Le réalignement diplomatique de Sao Tomé sur la Chine passe mal à Taïwan

Le gouvernement taïwanais a accusé mercredi la Chine d’exploiter les difficultés financières de Sao Tomé-et-Principe pour obtenir la reconnaissance diplomatique du petit Etat insulaire du golfe de Guinée.

Pour Taïpeh, ce réalignement diplomatique ne contribuera pas à apaiser les tensions entre la République populaire de Chine et Taïwan.
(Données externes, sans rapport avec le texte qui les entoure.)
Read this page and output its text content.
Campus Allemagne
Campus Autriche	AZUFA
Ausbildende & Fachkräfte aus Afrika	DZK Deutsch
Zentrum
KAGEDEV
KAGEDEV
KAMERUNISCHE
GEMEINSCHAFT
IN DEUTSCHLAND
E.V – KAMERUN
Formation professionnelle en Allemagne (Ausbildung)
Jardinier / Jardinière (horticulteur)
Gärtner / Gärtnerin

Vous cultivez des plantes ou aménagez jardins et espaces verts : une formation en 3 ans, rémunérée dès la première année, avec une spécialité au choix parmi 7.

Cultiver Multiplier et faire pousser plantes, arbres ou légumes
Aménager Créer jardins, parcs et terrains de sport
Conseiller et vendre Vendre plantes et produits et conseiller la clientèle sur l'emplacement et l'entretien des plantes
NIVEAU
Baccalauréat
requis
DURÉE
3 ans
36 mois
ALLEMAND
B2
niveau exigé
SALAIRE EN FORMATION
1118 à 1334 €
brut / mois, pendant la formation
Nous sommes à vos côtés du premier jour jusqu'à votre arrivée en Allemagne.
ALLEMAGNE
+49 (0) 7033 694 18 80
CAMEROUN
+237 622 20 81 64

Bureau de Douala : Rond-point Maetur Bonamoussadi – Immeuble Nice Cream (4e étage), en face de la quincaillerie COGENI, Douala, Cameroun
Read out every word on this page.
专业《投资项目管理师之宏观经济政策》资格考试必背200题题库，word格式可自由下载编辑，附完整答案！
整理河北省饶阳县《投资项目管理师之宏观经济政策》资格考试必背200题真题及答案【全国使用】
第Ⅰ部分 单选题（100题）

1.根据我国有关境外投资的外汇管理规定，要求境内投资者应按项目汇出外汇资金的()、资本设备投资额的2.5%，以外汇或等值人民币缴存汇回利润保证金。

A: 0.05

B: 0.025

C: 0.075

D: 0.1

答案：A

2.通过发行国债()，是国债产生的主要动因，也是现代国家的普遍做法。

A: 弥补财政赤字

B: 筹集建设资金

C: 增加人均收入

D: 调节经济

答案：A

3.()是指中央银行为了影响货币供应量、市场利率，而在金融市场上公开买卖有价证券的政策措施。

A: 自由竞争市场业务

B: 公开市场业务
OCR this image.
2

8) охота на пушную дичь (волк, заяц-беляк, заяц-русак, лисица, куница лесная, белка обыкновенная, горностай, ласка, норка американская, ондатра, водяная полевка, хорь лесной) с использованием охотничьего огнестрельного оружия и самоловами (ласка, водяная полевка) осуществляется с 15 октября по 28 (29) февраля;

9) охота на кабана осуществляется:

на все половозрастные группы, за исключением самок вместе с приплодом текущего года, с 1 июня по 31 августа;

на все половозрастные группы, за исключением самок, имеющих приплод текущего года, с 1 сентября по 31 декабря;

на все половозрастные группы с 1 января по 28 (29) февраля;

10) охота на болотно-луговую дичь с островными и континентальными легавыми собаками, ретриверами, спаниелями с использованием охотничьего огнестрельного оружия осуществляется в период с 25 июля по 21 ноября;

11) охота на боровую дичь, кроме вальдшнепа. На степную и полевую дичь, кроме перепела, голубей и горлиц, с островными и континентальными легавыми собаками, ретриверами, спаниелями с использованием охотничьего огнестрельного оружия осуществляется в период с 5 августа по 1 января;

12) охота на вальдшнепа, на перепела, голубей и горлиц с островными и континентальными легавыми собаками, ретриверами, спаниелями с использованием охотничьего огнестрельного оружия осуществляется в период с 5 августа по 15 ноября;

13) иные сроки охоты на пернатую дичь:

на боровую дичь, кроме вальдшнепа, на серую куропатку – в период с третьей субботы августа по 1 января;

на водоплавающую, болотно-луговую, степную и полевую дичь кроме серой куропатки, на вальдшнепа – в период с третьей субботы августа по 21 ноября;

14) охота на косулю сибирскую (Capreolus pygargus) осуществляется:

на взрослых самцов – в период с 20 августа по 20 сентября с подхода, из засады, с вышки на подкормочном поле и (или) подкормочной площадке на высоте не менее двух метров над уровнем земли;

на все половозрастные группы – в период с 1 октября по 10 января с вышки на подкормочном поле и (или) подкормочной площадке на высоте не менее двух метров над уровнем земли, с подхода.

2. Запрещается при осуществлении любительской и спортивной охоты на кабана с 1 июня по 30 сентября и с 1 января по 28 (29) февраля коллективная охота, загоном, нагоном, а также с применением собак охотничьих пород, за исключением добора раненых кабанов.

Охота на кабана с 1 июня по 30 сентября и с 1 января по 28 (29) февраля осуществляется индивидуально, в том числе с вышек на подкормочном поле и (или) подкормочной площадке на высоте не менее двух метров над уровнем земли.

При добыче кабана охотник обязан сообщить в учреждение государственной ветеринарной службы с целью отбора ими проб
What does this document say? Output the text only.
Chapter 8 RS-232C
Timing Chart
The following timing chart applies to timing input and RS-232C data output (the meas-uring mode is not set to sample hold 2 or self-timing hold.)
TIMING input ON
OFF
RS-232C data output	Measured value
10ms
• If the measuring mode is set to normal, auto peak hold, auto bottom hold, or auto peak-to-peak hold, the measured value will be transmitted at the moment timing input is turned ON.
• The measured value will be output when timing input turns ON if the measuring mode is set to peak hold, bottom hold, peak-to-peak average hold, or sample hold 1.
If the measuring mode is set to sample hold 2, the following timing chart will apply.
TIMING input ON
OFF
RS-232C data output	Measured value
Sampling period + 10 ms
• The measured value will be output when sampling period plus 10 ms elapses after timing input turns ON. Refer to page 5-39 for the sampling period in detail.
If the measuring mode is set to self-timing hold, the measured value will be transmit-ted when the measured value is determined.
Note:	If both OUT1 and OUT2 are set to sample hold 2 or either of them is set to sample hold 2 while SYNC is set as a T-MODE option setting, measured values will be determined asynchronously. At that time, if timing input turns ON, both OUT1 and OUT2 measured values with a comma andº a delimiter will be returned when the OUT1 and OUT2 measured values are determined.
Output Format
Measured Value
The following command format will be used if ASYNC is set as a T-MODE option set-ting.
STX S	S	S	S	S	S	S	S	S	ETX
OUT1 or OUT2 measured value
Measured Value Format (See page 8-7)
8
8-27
Mais le chef de la diplomatie taïwanaise, David Lee, a indiqué que son pays ne s’engagerait dans une « diplomatie du dollar ».

Cette évolution intervient alors que la Chine s’est émue de la remise en cause par Donald Trump du principe moteur de ses relations internationales.

Le président élu a rompu le mois dernier avec une tradition établie depuis 1979 aux Etats-Unis en faisant savoir qu’il s’était entretenu par téléphone avec la présidente taïwanaise Tsai Ing-wen et en s’interrogeant à voix haute sur la pertinence de la politique de « Chine unique ».

Depuis la séparation de 1949, Pékin, qui ne reconnaît pas l’indépendance de Taïwan, estime qu’il n’existe qu' »une seule Chine ».

Pékin et Taïpeh, qui disposait jusqu’en 1971 du siège réservé à la Chine aux Nations unies, se sont longtemps livrés à une « diplomatie du carnet de chèque » afin de s’assurer le soutien diplomatique d’Etats appauvris. Après l’apaisement matérialisé par une série d’accords commerciaux et économiques conclus en 2008 entre Pékin et Taïpeh, la course a repris en mars dernier lorsque la Chine a établi des relations diplomatiques avec la Gambie.

« Nous pensons que le gouvernement de Pékin ne devrait pas se servir du trou noir financier de Sao Tomé comme d’une occasion pour promouvoir son principe de ‘Chine unique’. Ce comportement ne sert pas des relations paisibles de part et d’autre du Détroit », a poursuivi David Lee lors d’une conférence de presse à Taïpeh.

A Pékin, la Chine, qui considère que Taïwan est une province sécessionniste et que nul ne peut donc établir avec elle des relations diplomatiques, s’est félicitée de la décision de Sao Tomé-et-Principe de rompre ses relations diplomatiques avec Taïwan.

« La Chine exprime sa gratitude et salue le retour de Sao Tomé sur la juste voie du principe d’une Chine unique », a ajouté le ministère chinois des Affaires étrangères, sans préciser si la République populaire allait établir des relations formelles avec l’ancienne colonie portugaise et sans mentionner non plus une possible assistance financière.

En Afrique, le Burkina Faso et le Swaziland sont les deux derniers pays à entretenir des relations formelles avec Taïwan.

« Il nous reste 21 alliés. Nous devons les choyer », a déclaré la présidente Lee, qui se rendra le mois prochain en visite auprès de ses alliés d’Amérique centrale (Honduras, Nicaragua, Guatemala et Salvador).